Oysa Recep Bey’in bu tür sitemlerde bulunmaya yüzünün olmaması lazım. Soma’da yere düşmüş madencinin yüzünde patlayan “devlet tekmesi”nden de, öldürülmüş bir yavrunun annesini meydanlarda yuhalatan “devletlu öfkesi”nden de sorumlu olan bizzat kendisidir. Fransız devletine “senin de benden kalır yanın yok” demek için sorumlu olduğu günahlarını anımsatmaktan çekinmeyecek kadar rahat da tabii ki. Hesap kitap adamı ne de olsa. Bu laf çakmasının getirisinin götürüsünden fazla olduğunu da gayet iyi biliyor. Yarattığı seçmen tipini anımsayın.

“Fransa’da protesto hakkını kullanan insanlara şiddet uygulayan polisi kınıyorum”un içinde “tencere dibin kara seninki benden kara” iması yatar. Türkiye’nin Fransa ile “günah ortağı” olması AKP seçmeni ile yandaş köşe süsleri için, elaleme karşı memleketi savunurken örnekleme şansı verir Türkiye’ye. Bunların ağababası Mehmet Barlas böyle yapardı örneğin. Mehmet Ali Ağca adlı faşist Papa’yı vurduğunda, Milliyet’teki köşesinde, içine kendisini de katıp, “Bizi anlıyor musunuz?” diyerek 12 Eylül darbesinin ne kadar haklı olduğunu(!) duyurmuştu dünyaya.

Ne de olsa Barlas tarafından yanağı okşanmış biridir Recep Bey, bir şeyler kapması normal. Barlas’ın Ağca’nın eylemiyle 12 Eylül’ü haklı(!) çıkartmaya çalışması gibi Recep Bey de “kendi şiddetini” Fransız polisinin şiddetiyle aklıyor. Aslında istediği, “şimdi beni anlıyor musun Hollande efendi” demek, Barlas gibi. ”Ben Gezicileri neden ezdiysem sen de şimdi protestocularını o yüzden eziyorsun” demek.
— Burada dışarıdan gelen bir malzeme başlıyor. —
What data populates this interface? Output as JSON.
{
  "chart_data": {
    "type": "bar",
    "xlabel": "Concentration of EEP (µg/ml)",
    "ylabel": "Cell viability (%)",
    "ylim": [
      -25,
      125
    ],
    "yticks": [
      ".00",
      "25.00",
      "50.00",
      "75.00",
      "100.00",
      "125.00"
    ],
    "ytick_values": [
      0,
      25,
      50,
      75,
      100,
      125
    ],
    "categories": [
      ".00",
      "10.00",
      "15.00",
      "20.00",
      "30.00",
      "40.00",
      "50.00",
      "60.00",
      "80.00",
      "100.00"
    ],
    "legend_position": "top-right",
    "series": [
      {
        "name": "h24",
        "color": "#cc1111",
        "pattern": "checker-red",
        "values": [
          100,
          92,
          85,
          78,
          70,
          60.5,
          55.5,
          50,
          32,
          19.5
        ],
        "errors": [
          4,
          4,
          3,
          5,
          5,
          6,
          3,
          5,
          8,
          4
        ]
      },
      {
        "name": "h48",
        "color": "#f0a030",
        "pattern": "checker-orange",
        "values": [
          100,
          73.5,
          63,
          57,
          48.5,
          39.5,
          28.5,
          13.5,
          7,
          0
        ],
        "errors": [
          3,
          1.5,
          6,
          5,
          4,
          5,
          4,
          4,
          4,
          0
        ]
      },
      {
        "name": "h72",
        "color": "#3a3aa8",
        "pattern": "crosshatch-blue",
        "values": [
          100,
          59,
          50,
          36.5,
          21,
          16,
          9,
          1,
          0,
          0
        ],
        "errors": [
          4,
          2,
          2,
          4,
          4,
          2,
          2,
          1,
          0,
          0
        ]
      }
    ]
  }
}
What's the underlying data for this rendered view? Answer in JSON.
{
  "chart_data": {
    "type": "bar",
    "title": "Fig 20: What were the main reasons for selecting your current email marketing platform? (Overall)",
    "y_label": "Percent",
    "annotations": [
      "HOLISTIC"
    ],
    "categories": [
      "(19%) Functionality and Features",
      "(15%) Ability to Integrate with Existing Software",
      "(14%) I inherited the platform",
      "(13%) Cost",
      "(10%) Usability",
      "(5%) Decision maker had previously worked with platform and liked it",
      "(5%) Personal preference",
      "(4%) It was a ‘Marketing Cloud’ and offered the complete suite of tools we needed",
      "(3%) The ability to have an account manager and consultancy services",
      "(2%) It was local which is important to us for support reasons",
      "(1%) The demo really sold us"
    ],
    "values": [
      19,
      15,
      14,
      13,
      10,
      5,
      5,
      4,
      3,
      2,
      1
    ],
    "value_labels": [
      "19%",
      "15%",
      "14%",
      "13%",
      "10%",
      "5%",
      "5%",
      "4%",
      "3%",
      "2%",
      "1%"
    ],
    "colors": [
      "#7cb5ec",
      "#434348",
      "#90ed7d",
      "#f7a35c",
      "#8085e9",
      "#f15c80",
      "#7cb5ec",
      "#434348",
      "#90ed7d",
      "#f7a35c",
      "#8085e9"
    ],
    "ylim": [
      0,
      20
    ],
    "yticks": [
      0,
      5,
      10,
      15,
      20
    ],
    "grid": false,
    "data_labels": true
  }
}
Nihayet, tüm dünyaya “ben yaptım ama Hollande da yapıyor” demek.

Bilmiyor, okumuyor, dünyayı takip etmiyor, memleketi Kasımpaşa’dan ibaret sanıyor dediğimizde hakaret ettiğimizi ileri sürüyor kimileri. Oysa bunlar birer gerçek. Bilmiyor, okumuyor, dünyayı takip etmiyor, memleketi Kasımpaşa’dan ibaret sanıyor. Bilse, okusa, dünyadan haberi olsa, Kasımpaşa dışında bir âlem olduğunu fark etse, Fransız polisinin ne kadar vahşi olduğunu çoktan bilirdi. Çevreci Greenpeace’in bir eylemcisinin bizzat Fransız devletinin emriyle öldürüldüğünü bilmez, eminim. Göçmen ayaklanmalarında Fransız polisinin ne kadar göçmen kafası kırıp gözünü çıkardığını da. O nedenle Fransa’nın Gezi Kahramanlarına karşı Türk polisinin şiddetini kınamasını ciddiye almamıştık biz. Ciddiye alan bu oldu. “Onuruna” dokundu çünkü. “İkimiz de aynı vahşeti işliyoruz, ayıp olmuyor mu Hollande kardeş?” kızgınlığıdır o kınama cümlelerini buna sarf ettiren.

Kendi şiddetinin “sağlaması”nı Fransız polisiyle yapıyor adam, görmüyor musunuz? Fransa’yı mahcup edeyim derken kendi şiddetini de kabul ediyor aslında. “Ben yapmadım” demiyor, “Sen de yaptın” diyor.

Bu arada, kınıyor gibi yapıyor oluşuna kanmamak lazım. Ben Reis’in Fransız polisine hayran kaldığına adım gibi eminim. Polisin “destan yazan”ına sevgisi malum.

Türk olmuş, Fransız olmuş fark etmez.